Mr Geezer, its very very simple - throw the food nazi table away and simply:

Eat A Bit Less Each Day.

Over time - rather than in two weeks of starvation, you will gradually lose weight. Far healthier and less likely to do your head in.

There are people who convert your easy to assimilate table into a diet book and then charge ten quid for it.

Good luck with the revisions but surely a little bit of what you fancy does you good too? And I'm sure I've seen red wine cited as a good 'un in diets.

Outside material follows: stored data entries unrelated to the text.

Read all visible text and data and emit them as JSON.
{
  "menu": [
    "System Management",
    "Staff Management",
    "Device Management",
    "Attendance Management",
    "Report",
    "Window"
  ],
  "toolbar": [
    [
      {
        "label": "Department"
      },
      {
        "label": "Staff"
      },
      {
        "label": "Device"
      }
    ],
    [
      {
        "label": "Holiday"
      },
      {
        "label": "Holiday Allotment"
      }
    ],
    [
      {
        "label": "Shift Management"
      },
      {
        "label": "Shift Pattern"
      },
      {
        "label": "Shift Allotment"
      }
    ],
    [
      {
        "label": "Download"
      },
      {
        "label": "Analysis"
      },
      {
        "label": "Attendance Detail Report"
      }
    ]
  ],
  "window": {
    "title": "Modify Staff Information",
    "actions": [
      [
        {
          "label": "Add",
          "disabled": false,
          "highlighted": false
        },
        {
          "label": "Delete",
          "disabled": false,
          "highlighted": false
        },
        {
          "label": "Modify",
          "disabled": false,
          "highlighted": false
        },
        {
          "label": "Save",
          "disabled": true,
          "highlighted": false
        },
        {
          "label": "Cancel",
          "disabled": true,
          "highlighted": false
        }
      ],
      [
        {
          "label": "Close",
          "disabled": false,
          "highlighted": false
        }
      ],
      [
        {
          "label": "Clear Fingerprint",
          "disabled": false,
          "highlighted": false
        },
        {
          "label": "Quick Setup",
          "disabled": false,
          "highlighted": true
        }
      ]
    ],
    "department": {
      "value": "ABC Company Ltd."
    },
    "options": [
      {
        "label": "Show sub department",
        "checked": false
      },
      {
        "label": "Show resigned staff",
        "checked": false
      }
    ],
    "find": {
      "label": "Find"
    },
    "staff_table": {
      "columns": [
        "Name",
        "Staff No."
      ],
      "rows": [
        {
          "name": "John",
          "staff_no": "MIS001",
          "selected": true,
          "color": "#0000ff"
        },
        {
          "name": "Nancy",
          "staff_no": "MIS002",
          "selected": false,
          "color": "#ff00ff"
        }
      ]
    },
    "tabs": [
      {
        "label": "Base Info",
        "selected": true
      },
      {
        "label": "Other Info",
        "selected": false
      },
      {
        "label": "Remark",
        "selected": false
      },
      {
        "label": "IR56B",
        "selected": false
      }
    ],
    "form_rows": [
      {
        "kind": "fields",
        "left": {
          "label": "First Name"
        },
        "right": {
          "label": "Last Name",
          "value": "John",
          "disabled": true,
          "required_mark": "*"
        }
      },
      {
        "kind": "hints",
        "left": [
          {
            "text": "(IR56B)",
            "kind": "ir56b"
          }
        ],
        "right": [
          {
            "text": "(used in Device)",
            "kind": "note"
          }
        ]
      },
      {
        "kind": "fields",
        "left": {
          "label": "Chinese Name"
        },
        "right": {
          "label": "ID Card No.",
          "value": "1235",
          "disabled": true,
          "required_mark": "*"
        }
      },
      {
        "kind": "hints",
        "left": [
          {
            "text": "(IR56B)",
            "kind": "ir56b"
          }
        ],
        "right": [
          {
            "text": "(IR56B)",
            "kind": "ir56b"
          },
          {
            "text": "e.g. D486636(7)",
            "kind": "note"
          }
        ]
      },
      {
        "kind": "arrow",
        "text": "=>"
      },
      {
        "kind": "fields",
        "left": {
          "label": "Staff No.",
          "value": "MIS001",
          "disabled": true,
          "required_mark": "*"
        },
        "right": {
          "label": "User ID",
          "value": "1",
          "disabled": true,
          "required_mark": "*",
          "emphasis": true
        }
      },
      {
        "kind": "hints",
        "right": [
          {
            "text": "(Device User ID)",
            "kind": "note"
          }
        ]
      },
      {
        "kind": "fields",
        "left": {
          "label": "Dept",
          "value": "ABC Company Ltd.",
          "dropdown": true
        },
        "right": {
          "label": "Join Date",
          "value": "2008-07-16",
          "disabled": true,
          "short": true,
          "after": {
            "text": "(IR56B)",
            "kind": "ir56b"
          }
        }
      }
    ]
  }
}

This is very similar to the diet or rather 'healthy eating plan' I have been following for the last three years with the slimming club, 'Slimming World'. I must admit that I have not shifted out of the 'obese' category yet, but that is my own fault, as every so often, like at Easter, Christmas and summer holidays I sabotage any weight loss I may have achieved. I just wanted to say that if you can get hold of any Slimming World cookery books, I think you will find them very useful. The spice mixtures for the curries are very nice. I think you can probably order them through a book shop or the magazine is on sale in newsagents. A few other tips: instead of butter, I put quark (a soft white fatless cheese) on my bread, it reproduces the consistency of butter. With roast potatoes, you can get away with peeling, then par-boiling the potatoes, then spray them in olive oil (there are sprays available in the supermarkets) and roast them. You can make chips too this way, and they can be very pleasant. The spray oil is indispensible by the way.